In un’operazione fuori New York, un informatore dell’FBI ha preso di mira James Cromitie, un dipendente del Wal-Mart con una storia di tentativi di suicidio e di voci nella testa, secondo quanto riporta il tribunale. Cromitie non aveva collegamenti con gruppi di terrorismo internazionale o accesso a nessun tipo di arma. Accettò di unirsi a un complotto, inventato dall’informatore, per bombardare alcune sinagoghe, solo dopo che l’informatore dell’FBI gli offrì 250.000 dollari in ricompensa. Rispondendo alle critiche che suggeriscono le operazioni sotto-copertura non catturano individui effettivamente pericolosi, Peter Ahearn ha dichiarato: “E se in una brutta giornata questi decidono ‘Sì, ne ho avuto abbastanza e sono arrivato davvero al punto di mettere in atto qualcosa’? A quel punto hai informazioni in arrivo. L’FBI dovrebbe ignorare tutto questo? Voglio dire, dovrebbero? No”. 

Gli informatori sono abituati a lavorare in operazioni di contro-terrorismo in incognito basate prevalentemente sulla capacità di un agente di costruire un rapporto intimo con il proprio obiettivo. In alcuni casi, l’FBI usa come informatori uomini d’affari che abbiano avuto esperienza nell’esecuzione di atti di frode. Ognuno dei tre informatori descritti in questo articolo ha condotto differenti operazioni sotto-copertura, con vari gradi di successo. Uno di questi è il caso del Liberty City 7 e si riferisce a un gruppo di uomini di Miami, guidato dall’ex predicatore di strada di Chicago, Narseal Batiste. In tale giro, l’FBI decise di infiltrare un informatore professionista, uno abituato a chiudere operazioni difficili, Elie Assaad. 

Per incastrare il gruppo e ottenere gli arresti, Assaad si presentò come membro di al-Qaeda. Ordinò al gruppo di scattare fotografie di sorveglianza dell’ufficio dell’FBI a North Miami Beach e fornì loro un grande magazzino come quartier generale. La prova principale del caso contro queste persone era un video in cui Assaad convinse Batiste e gli altri a giurare fedeltà ad Al-Qaeda. In cambio, aveva promesso al gruppo 50.000 dollari. Rothschild Augustine, membro di Liberty City 7, è stato condannato a sette anni di carcere per cospirazione e per aver fornito sostegno materiale e risorse ad Al-Qaeda. In un’intervista esclusiva con Al Jazeera, Augustine ha riferito che il gruppo non aveva mai pianificato di commettere attacchi terroristici. “Non c’erano bombe, non c’erano armi, non c’erano mappe e  piani”, ha dichiarato. “Erano solo un mucchio di sciocchezze. Volevamo solo ottenere denaro da questo tizio, perché non credevamo che fosse un terrorista”. ha dichiarato. Rory McMahon, un investigatore per la difesa, ha dichiarato ad Al Jazeera che il caso Liberty City 7 ha incoraggiato l’FBI a continuare la sua campagna di operazioni di contro-terrorismo sotto copertura. “Il caso Liberty City 7 è stato il primo storico caso a suscitare molta attenzione a livello nazionale”, ha affermato. “L’FBI è stato in grado di avere successo in modo tale da incoraggiarli a fabbricare casi e poi annunciare al mondo: ti abbiamo appena salvato da questo gruppo”. 

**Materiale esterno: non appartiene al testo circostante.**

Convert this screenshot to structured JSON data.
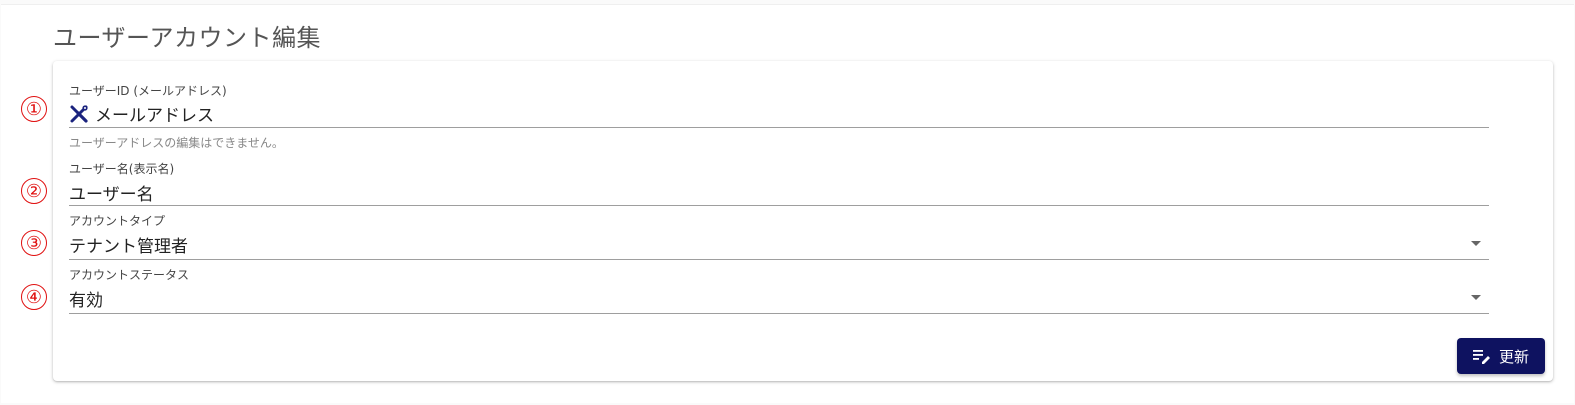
{
  "page": {
    "title": "ユーザーアカウント編集"
  },
  "markers": [
    "①",
    "②",
    "③",
    "④"
  ],
  "form": {
    "user_id": {
      "label": "ユーザーID (メールアドレス)",
      "value": "メールアドレス",
      "hint": "ユーザーアドレスの編集はできません。",
      "icon": "tools-icon"
    },
    "user_name": {
      "label": "ユーザー名(表示名)",
      "value": "ユーザー名"
    },
    "account_type": {
      "label": "アカウントタイプ",
      "value": "テナント管理者"
    },
    "account_status": {
      "label": "アカウントステータス",
      "value": "有効"
    }
  },
  "actions": {
    "update_label": "更新",
    "update_icon": "edit-list-icon",
    "button_color": "#0e1260"
  }
}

I risultati, quindi, oltre che inefficienti, appaiono paradossali. A Orange County, in California, Craig Monteilh, il Bodybuilder, appare come un agente fin troppo zelante. Si rivolge costantemente ai membri della comunità musulmana californiana e parla fino allo sfinimento dei conflitti in Medio Oriente. L’approccio eccessivo di Monteilh fece saltare l’operazione segreta dell’FBI. Hussam Ayloush, del Consiglio delle Relazioni Islamico-Americane, ricevette numerose lamentele su Monteilh, definito come un uomo che faceva domande incessanti sulla violenza e sul jihad. “Potrei solo immaginare cosa ci sia nella mente di un informatore che abbiamo mandato a incastrare dei musulmani ed è invece stato denunciato da questi stessi musulmani che sospettavamo”.

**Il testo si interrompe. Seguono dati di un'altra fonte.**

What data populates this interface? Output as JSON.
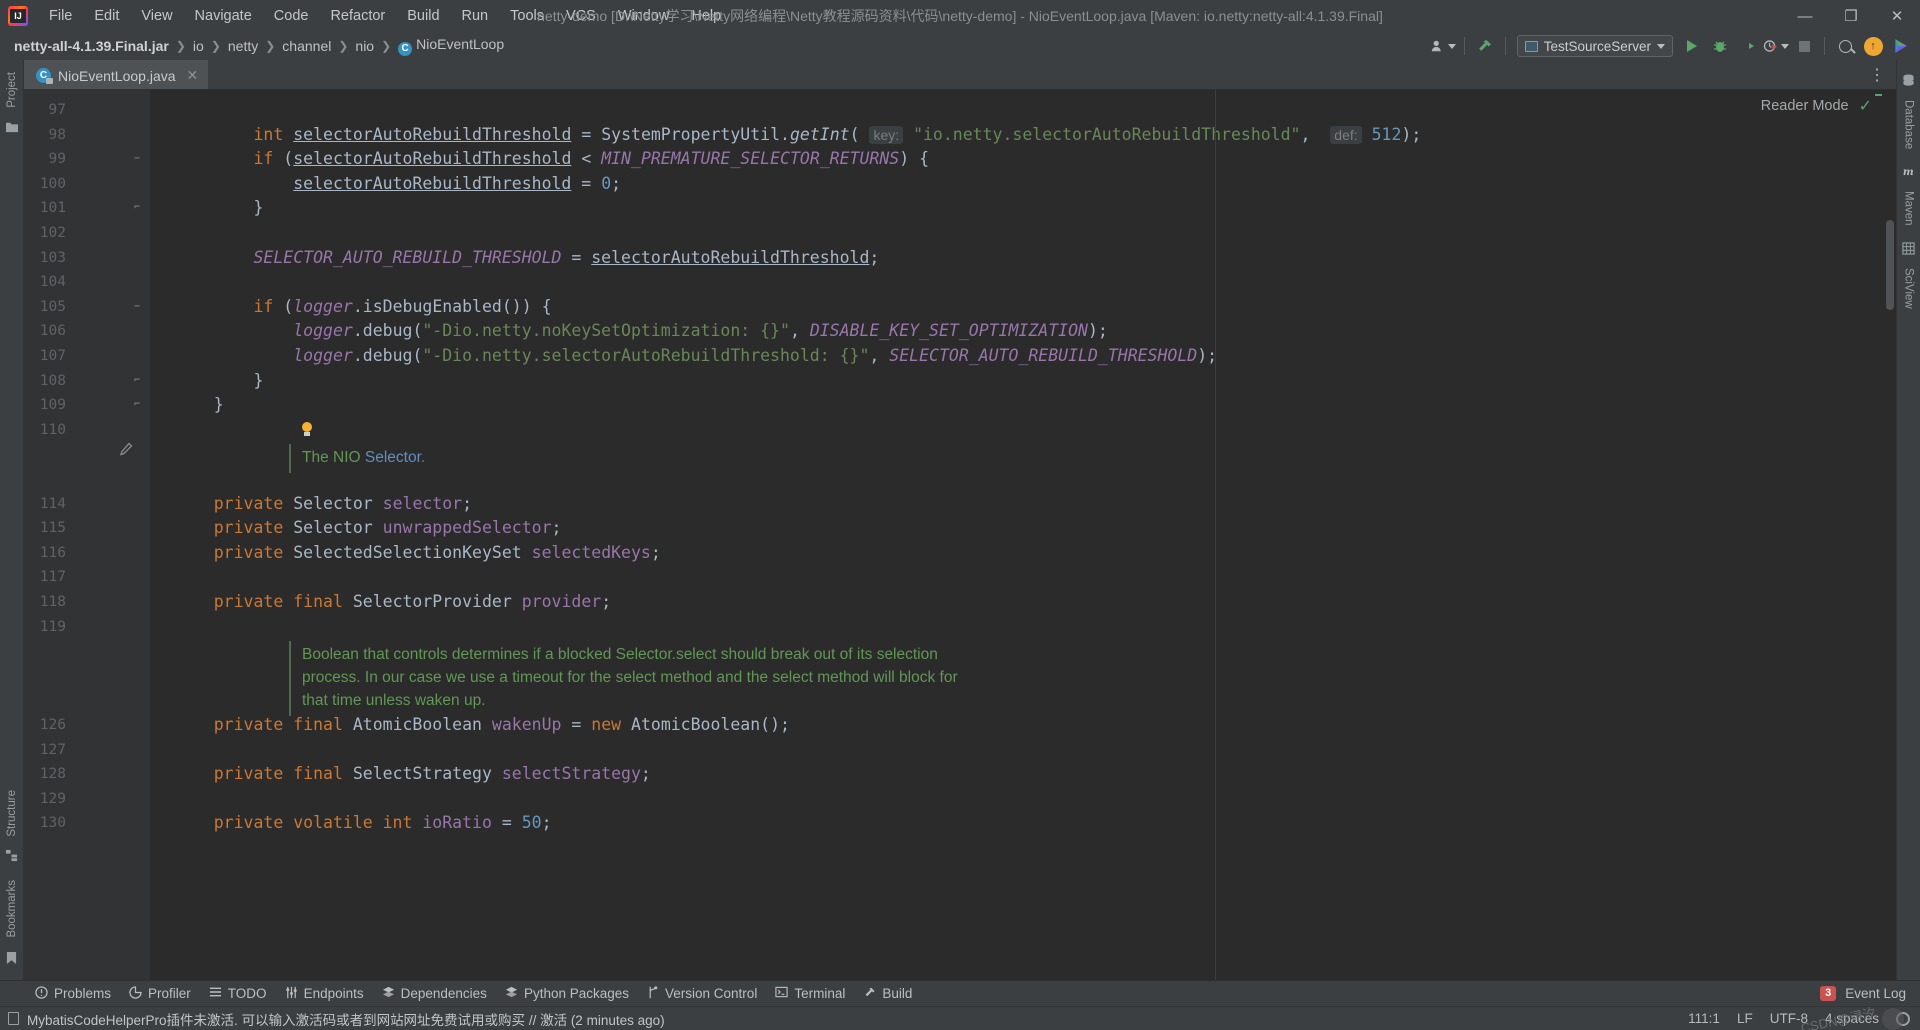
{
  "window": {
    "title": "netty-demo [D:\\Netty学习\\Netty网络编程\\Netty教程源码资料\\代码\\netty-demo] - NioEventLoop.java [Maven: io.netty:netty-all:4.1.39.Final]",
    "logo": "intellij-idea-logo",
    "minimize": "—",
    "maximize": "❐",
    "close": "✕"
  },
  "menubar": {
    "items": [
      {
        "label": "File"
      },
      {
        "label": "Edit"
      },
      {
        "label": "View"
      },
      {
        "label": "Navigate"
      },
      {
        "label": "Code"
      },
      {
        "label": "Refactor"
      },
      {
        "label": "Build"
      },
      {
        "label": "Run"
      },
      {
        "label": "Tools"
      },
      {
        "label": "VCS"
      },
      {
        "label": "Window"
      },
      {
        "label": "Help"
      }
    ]
  },
  "breadcrumb": {
    "items": [
      {
        "label": "netty-all-4.1.39.Final.jar",
        "bold": true
      },
      {
        "label": "io",
        "bold": false
      },
      {
        "label": "netty",
        "bold": false
      },
      {
        "label": "channel",
        "bold": false
      },
      {
        "label": "nio",
        "bold": false
      },
      {
        "label": "NioEventLoop",
        "bold": false,
        "icon": "class-icon"
      }
    ],
    "separator": "❯"
  },
  "toolbar": {
    "run_configuration": "TestSourceServer",
    "buttons": [
      {
        "name": "user-icon",
        "glyph": "👤"
      },
      {
        "name": "hammer-build-icon",
        "glyph": "🔨"
      },
      {
        "name": "run-icon",
        "glyph": "▶"
      },
      {
        "name": "debug-icon",
        "glyph": "🐞"
      },
      {
        "name": "run-coverage-icon",
        "glyph": "◖"
      },
      {
        "name": "profiler-icon",
        "glyph": "◷"
      },
      {
        "name": "stop-icon",
        "glyph": "■"
      },
      {
        "name": "search-everywhere-icon",
        "glyph": "🔍"
      },
      {
        "name": "update-project-icon",
        "glyph": "↑"
      },
      {
        "name": "ide-feature-icon",
        "glyph": "▶"
      }
    ]
  },
  "left_rail": {
    "items": [
      {
        "label": "Project",
        "icon": "project-icon"
      },
      {
        "label": "Structure",
        "icon": "structure-icon"
      },
      {
        "label": "Bookmarks",
        "icon": "bookmarks-icon"
      }
    ]
  },
  "right_rail": {
    "items": [
      {
        "label": "Database",
        "icon": "database-icon"
      },
      {
        "label": "Maven",
        "icon": "maven-icon"
      },
      {
        "label": "SciView",
        "icon": "sciview-icon"
      }
    ]
  },
  "editor": {
    "tab": {
      "label": "NioEventLoop.java",
      "icon": "java-class-file-icon",
      "close": "✕"
    },
    "more_actions": "⋮",
    "reader_mode": "Reader Mode",
    "reader_check": "✓",
    "lines": [
      {
        "n": "97",
        "y": 0,
        "fold": "",
        "segs": []
      },
      {
        "n": "98",
        "y": 1,
        "fold": "",
        "segs": [
          {
            "t": "        ",
            "c": "pl"
          },
          {
            "t": "int ",
            "c": "kw"
          },
          {
            "t": "selectorAutoRebuildThreshold",
            "c": "lvar"
          },
          {
            "t": " = ",
            "c": "pl"
          },
          {
            "t": "SystemPropertyUtil",
            "c": "pl"
          },
          {
            "t": ".",
            "c": "pl"
          },
          {
            "t": "getInt",
            "c": "mtd"
          },
          {
            "t": "( ",
            "c": "pl"
          },
          {
            "t": "key:",
            "c": "hint"
          },
          {
            "t": " ",
            "c": "pl"
          },
          {
            "t": "\"io.netty.selectorAutoRebuildThreshold\"",
            "c": "str"
          },
          {
            "t": ",  ",
            "c": "pl"
          },
          {
            "t": "def:",
            "c": "hint"
          },
          {
            "t": " ",
            "c": "pl"
          },
          {
            "t": "512",
            "c": "num"
          },
          {
            "t": ");",
            "c": "pl"
          }
        ]
      },
      {
        "n": "99",
        "y": 2,
        "fold": "−",
        "segs": [
          {
            "t": "        ",
            "c": "pl"
          },
          {
            "t": "if ",
            "c": "kw"
          },
          {
            "t": "(",
            "c": "pl"
          },
          {
            "t": "selectorAutoRebuildThreshold",
            "c": "lvar"
          },
          {
            "t": " < ",
            "c": "pl"
          },
          {
            "t": "MIN_PREMATURE_SELECTOR_RETURNS",
            "c": "stat"
          },
          {
            "t": ") {",
            "c": "pl"
          }
        ]
      },
      {
        "n": "100",
        "y": 3,
        "fold": "",
        "segs": [
          {
            "t": "            ",
            "c": "pl"
          },
          {
            "t": "selectorAutoRebuildThreshold",
            "c": "lvar"
          },
          {
            "t": " = ",
            "c": "pl"
          },
          {
            "t": "0",
            "c": "num"
          },
          {
            "t": ";",
            "c": "pl"
          }
        ]
      },
      {
        "n": "101",
        "y": 4,
        "fold": "⌐",
        "segs": [
          {
            "t": "        }",
            "c": "pl"
          }
        ]
      },
      {
        "n": "102",
        "y": 5,
        "fold": "",
        "segs": []
      },
      {
        "n": "103",
        "y": 6,
        "fold": "",
        "segs": [
          {
            "t": "        ",
            "c": "pl"
          },
          {
            "t": "SELECTOR_AUTO_REBUILD_THRESHOLD",
            "c": "stat"
          },
          {
            "t": " = ",
            "c": "pl"
          },
          {
            "t": "selectorAutoRebuildThreshold",
            "c": "lvar"
          },
          {
            "t": ";",
            "c": "pl"
          }
        ]
      },
      {
        "n": "104",
        "y": 7,
        "fold": "",
        "segs": []
      },
      {
        "n": "105",
        "y": 8,
        "fold": "−",
        "segs": [
          {
            "t": "        ",
            "c": "pl"
          },
          {
            "t": "if ",
            "c": "kw"
          },
          {
            "t": "(",
            "c": "pl"
          },
          {
            "t": "logger",
            "c": "stat"
          },
          {
            "t": ".",
            "c": "pl"
          },
          {
            "t": "isDebugEnabled",
            "c": "pl"
          },
          {
            "t": "()) {",
            "c": "pl"
          }
        ]
      },
      {
        "n": "106",
        "y": 9,
        "fold": "",
        "segs": [
          {
            "t": "            ",
            "c": "pl"
          },
          {
            "t": "logger",
            "c": "stat"
          },
          {
            "t": ".",
            "c": "pl"
          },
          {
            "t": "debug",
            "c": "pl"
          },
          {
            "t": "(",
            "c": "pl"
          },
          {
            "t": "\"-Dio.netty.noKeySetOptimization: {}\"",
            "c": "str"
          },
          {
            "t": ", ",
            "c": "pl"
          },
          {
            "t": "DISABLE_KEY_SET_OPTIMIZATION",
            "c": "stat"
          },
          {
            "t": ");",
            "c": "pl"
          }
        ]
      },
      {
        "n": "107",
        "y": 10,
        "fold": "",
        "segs": [
          {
            "t": "            ",
            "c": "pl"
          },
          {
            "t": "logger",
            "c": "stat"
          },
          {
            "t": ".",
            "c": "pl"
          },
          {
            "t": "debug",
            "c": "pl"
          },
          {
            "t": "(",
            "c": "pl"
          },
          {
            "t": "\"-Dio.netty.selectorAutoRebuildThreshold: {}\"",
            "c": "str"
          },
          {
            "t": ", ",
            "c": "pl"
          },
          {
            "t": "SELECTOR_AUTO_REBUILD_THRESHOLD",
            "c": "stat"
          },
          {
            "t": ");",
            "c": "pl"
          }
        ]
      },
      {
        "n": "108",
        "y": 11,
        "fold": "⌐",
        "segs": [
          {
            "t": "        }",
            "c": "pl"
          }
        ]
      },
      {
        "n": "109",
        "y": 12,
        "fold": "⌐",
        "segs": [
          {
            "t": "    }",
            "c": "pl"
          }
        ]
      },
      {
        "n": "110",
        "y": 13,
        "fold": "",
        "segs": [],
        "bulb": true
      },
      {
        "n": "114",
        "y": 16,
        "fold": "",
        "segs": [
          {
            "t": "    ",
            "c": "pl"
          },
          {
            "t": "private ",
            "c": "kw"
          },
          {
            "t": "Selector ",
            "c": "pl"
          },
          {
            "t": "selector",
            "c": "fld"
          },
          {
            "t": ";",
            "c": "pl"
          }
        ]
      },
      {
        "n": "115",
        "y": 17,
        "fold": "",
        "segs": [
          {
            "t": "    ",
            "c": "pl"
          },
          {
            "t": "private ",
            "c": "kw"
          },
          {
            "t": "Selector ",
            "c": "pl"
          },
          {
            "t": "unwrappedSelector",
            "c": "fld"
          },
          {
            "t": ";",
            "c": "pl"
          }
        ]
      },
      {
        "n": "116",
        "y": 18,
        "fold": "",
        "segs": [
          {
            "t": "    ",
            "c": "pl"
          },
          {
            "t": "private ",
            "c": "kw"
          },
          {
            "t": "SelectedSelectionKeySet ",
            "c": "pl"
          },
          {
            "t": "selectedKeys",
            "c": "fld"
          },
          {
            "t": ";",
            "c": "pl"
          }
        ]
      },
      {
        "n": "117",
        "y": 19,
        "fold": "",
        "segs": []
      },
      {
        "n": "118",
        "y": 20,
        "fold": "",
        "segs": [
          {
            "t": "    ",
            "c": "pl"
          },
          {
            "t": "private final ",
            "c": "kw"
          },
          {
            "t": "SelectorProvider ",
            "c": "pl"
          },
          {
            "t": "provider",
            "c": "fld"
          },
          {
            "t": ";",
            "c": "pl"
          }
        ]
      },
      {
        "n": "119",
        "y": 21,
        "fold": "",
        "segs": []
      },
      {
        "n": "126",
        "y": 25,
        "fold": "",
        "segs": [
          {
            "t": "    ",
            "c": "pl"
          },
          {
            "t": "private final ",
            "c": "kw"
          },
          {
            "t": "AtomicBoolean ",
            "c": "pl"
          },
          {
            "t": "wakenUp",
            "c": "fld"
          },
          {
            "t": " = ",
            "c": "pl"
          },
          {
            "t": "new ",
            "c": "kw"
          },
          {
            "t": "AtomicBoolean();",
            "c": "pl"
          }
        ]
      },
      {
        "n": "127",
        "y": 26,
        "fold": "",
        "segs": []
      },
      {
        "n": "128",
        "y": 27,
        "fold": "",
        "segs": [
          {
            "t": "    ",
            "c": "pl"
          },
          {
            "t": "private final ",
            "c": "kw"
          },
          {
            "t": "SelectStrategy ",
            "c": "pl"
          },
          {
            "t": "selectStrategy",
            "c": "fld"
          },
          {
            "t": ";",
            "c": "pl"
          }
        ]
      },
      {
        "n": "129",
        "y": 28,
        "fold": "",
        "segs": []
      },
      {
        "n": "130",
        "y": 29,
        "fold": "",
        "segs": [
          {
            "t": "    ",
            "c": "pl"
          },
          {
            "t": "private volatile int ",
            "c": "kw"
          },
          {
            "t": "ioRatio",
            "c": "fld"
          },
          {
            "t": " = ",
            "c": "pl"
          },
          {
            "t": "50",
            "c": "num"
          },
          {
            "t": ";",
            "c": "pl"
          }
        ]
      }
    ],
    "docs": [
      {
        "y": 14,
        "lines": [
          [
            {
              "t": "The NIO ",
              "c": "doc"
            },
            {
              "t": "Selector",
              "c": "tag"
            },
            {
              "t": ".",
              "c": "doc"
            }
          ]
        ]
      },
      {
        "y": 22,
        "lines": [
          [
            {
              "t": "Boolean that controls determines if a blocked Selector.select should break out of its selection",
              "c": "doc"
            }
          ],
          [
            {
              "t": "process. In our case we use a timeout for the select method and the select method will block for",
              "c": "doc"
            }
          ],
          [
            {
              "t": "that time unless waken up.",
              "c": "doc"
            }
          ]
        ]
      }
    ]
  },
  "tool_windows": {
    "items": [
      {
        "label": "Problems",
        "icon": "problems-icon",
        "glyph": "❶"
      },
      {
        "label": "Profiler",
        "icon": "profiler-icon",
        "glyph": "◔"
      },
      {
        "label": "TODO",
        "icon": "todo-icon",
        "glyph": "☰"
      },
      {
        "label": "Endpoints",
        "icon": "endpoints-icon",
        "glyph": "⑃"
      },
      {
        "label": "Dependencies",
        "icon": "dependencies-icon",
        "glyph": "❂"
      },
      {
        "label": "Python Packages",
        "icon": "python-packages-icon",
        "glyph": "❂"
      },
      {
        "label": "Version Control",
        "icon": "version-control-icon",
        "glyph": "⑂"
      },
      {
        "label": "Terminal",
        "icon": "terminal-icon",
        "glyph": "▣"
      },
      {
        "label": "Build",
        "icon": "build-icon",
        "glyph": "🔨"
      }
    ],
    "event_log": {
      "label": "Event Log",
      "count": "3"
    }
  },
  "statusbar": {
    "message": "MybatisCodeHelperPro插件未激活. 可以输入激活码或者到网站网址免费试用或购买 // 激活 (2 minutes ago)",
    "caret": "111:1",
    "line_sep": "LF",
    "encoding": "UTF-8",
    "indent": "4 spaces",
    "watermark": "CSDN@浔汐"
  },
  "colors": {
    "accent_green": "#59a869",
    "string": "#6a8759",
    "keyword": "#cc7832",
    "number": "#6897bb",
    "field": "#9876aa",
    "doc": "#629755",
    "editor_bg": "#2b2b2b",
    "chrome_bg": "#3c3f41"
  }
}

In un video pubblicato da Al Jazeera l’informatore Darren Griffin, l’Allenatore, tenta di convincere un uomo dell’Ohio, Mohammad Amawi, a inviare computer ad alcuni jihadisti in Iraq. “Avrebbe attaccato una bomba a se stesso e sarebbe saltato in aria?” si chiede Darren Griffin,”No, perché non ha quel tipo di forza d’animo. Ma ottenere un fucile da cecchino o innescare una detonazione remota, quello penso che lo farebbe di sicuro”. Nel corso di questa operazione verso l’Iraq, Griffin fece amicizia con Amawi, arrivando persino a pagargli l’affitto con i soldi forniti dall’FBI. “Questo è stato il primo di molti favori finanziari che il governo, attraverso Darren Griffin, ha fatto a Mohammad Amawi, fondamentalmente per tenerlo interessato e per farlo parlare”, ha riferito ad Al Jazeera Edward Bryan, avvocato di Mohammad Amawi. I due uomini trascorrevano ore insieme a guardare video violenti su Internet. La copertura di Griffin consisteva in due parti: stava insegnando ad Amawi come sparare con le pistole e lo stava persuadendo a consegnare portatili ad alcuni militanti in Iraq e in Siria.

Nel 2005, la coppia si recò in Giordania per fare visita alla famiglia di Amawi. L’FBI ha finanziato l’intero viaggio. In Giordania, la famiglia di Amawi ha interrogato il figlio sulla possibilità che il suo nuovo amico potesse essere un agente del governo. Amawi avrebbe risposto al fratello: “Sai, non importa se lo sia o no. Io non sto facendo nulla di male”. Amawi è stato riportato negli Stati Uniti nel 2006. È stato condannato per aver tentato di uccidere e mutilare persone al di fuori degli Stati Uniti e ora sta scontando 20 anni di prigione. Suo fratello e altri a Toledo credono che nulla sarebbe successo senza la spinta dell’informatore dell’FBI, Darren Griffin. “Per me, personalmente, è stato incastrato. Senza Griffin, non ci sarebbero stati reati. Voglio assicurarmi che nessuno cada nella stessa situazione, come ha fatto mio fratello “, ha riferito il fratello di Amawi.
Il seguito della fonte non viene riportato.